Hans needed not one manager but two, one for the Yurt side and the other for the kennel.  The hardest thing about working for Hans was he was a good guy, just a terrible employer.  You couldn’t tell him things about work but he’d ask you to be open so everything was on the table.  Maybe the lack of organization was how things worked up in the 50th state.  The idiocy didn’t stop there, no wi wouldn’t normally talk bad about a guest but we had some of the best.
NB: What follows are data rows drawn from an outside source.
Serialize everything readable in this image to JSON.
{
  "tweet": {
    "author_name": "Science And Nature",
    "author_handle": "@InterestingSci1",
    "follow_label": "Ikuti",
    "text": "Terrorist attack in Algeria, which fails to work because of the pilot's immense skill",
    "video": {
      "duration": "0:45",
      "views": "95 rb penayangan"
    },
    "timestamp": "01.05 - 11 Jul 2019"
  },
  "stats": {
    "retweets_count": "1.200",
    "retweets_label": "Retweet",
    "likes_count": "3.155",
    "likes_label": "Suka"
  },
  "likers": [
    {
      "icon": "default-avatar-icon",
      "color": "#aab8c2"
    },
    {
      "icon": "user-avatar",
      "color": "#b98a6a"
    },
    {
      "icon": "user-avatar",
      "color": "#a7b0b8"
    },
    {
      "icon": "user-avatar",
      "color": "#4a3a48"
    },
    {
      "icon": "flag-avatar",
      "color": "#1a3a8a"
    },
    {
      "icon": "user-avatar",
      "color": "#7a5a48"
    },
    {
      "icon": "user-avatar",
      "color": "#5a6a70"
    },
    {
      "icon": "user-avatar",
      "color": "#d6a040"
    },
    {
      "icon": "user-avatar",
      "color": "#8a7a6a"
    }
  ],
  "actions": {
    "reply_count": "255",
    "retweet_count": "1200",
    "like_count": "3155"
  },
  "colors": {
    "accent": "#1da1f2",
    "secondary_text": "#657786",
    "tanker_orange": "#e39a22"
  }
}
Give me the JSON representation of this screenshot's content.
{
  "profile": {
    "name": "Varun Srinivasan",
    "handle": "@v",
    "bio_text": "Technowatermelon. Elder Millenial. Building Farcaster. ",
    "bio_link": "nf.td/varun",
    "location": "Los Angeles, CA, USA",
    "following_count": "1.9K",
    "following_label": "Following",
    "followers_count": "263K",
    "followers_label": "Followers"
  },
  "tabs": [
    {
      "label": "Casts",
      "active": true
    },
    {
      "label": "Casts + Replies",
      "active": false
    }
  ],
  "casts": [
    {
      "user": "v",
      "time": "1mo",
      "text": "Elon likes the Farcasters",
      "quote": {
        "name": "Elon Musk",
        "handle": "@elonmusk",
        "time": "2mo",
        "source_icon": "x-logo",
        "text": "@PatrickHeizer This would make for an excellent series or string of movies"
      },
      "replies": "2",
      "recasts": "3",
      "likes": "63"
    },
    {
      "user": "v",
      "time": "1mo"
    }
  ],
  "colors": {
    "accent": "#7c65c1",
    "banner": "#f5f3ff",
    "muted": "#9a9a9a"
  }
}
We get all sorts of guests at the kennel, from such wonderful people like Roger and Amy to Nasal and her husband.  I call her Nasal because in her whiny voice she complained about everything.  Even stopping me to ask if I had a tissue on the trail, apparently she thought I was pharmacy back in New York.  Moaning over every slight bump and asking repeatedly for a tissue I dreaded our ride.

We have had all sorts of guests at our place.  Accommodating everyone with the addition of language barriers was hard.  People showed up all the time without winter clothing.  Who comes to Alaska in the winter without gloves and a proper coat?  All sorts.  The guests were the most entertaining part of the day, without them I would have walked long ago.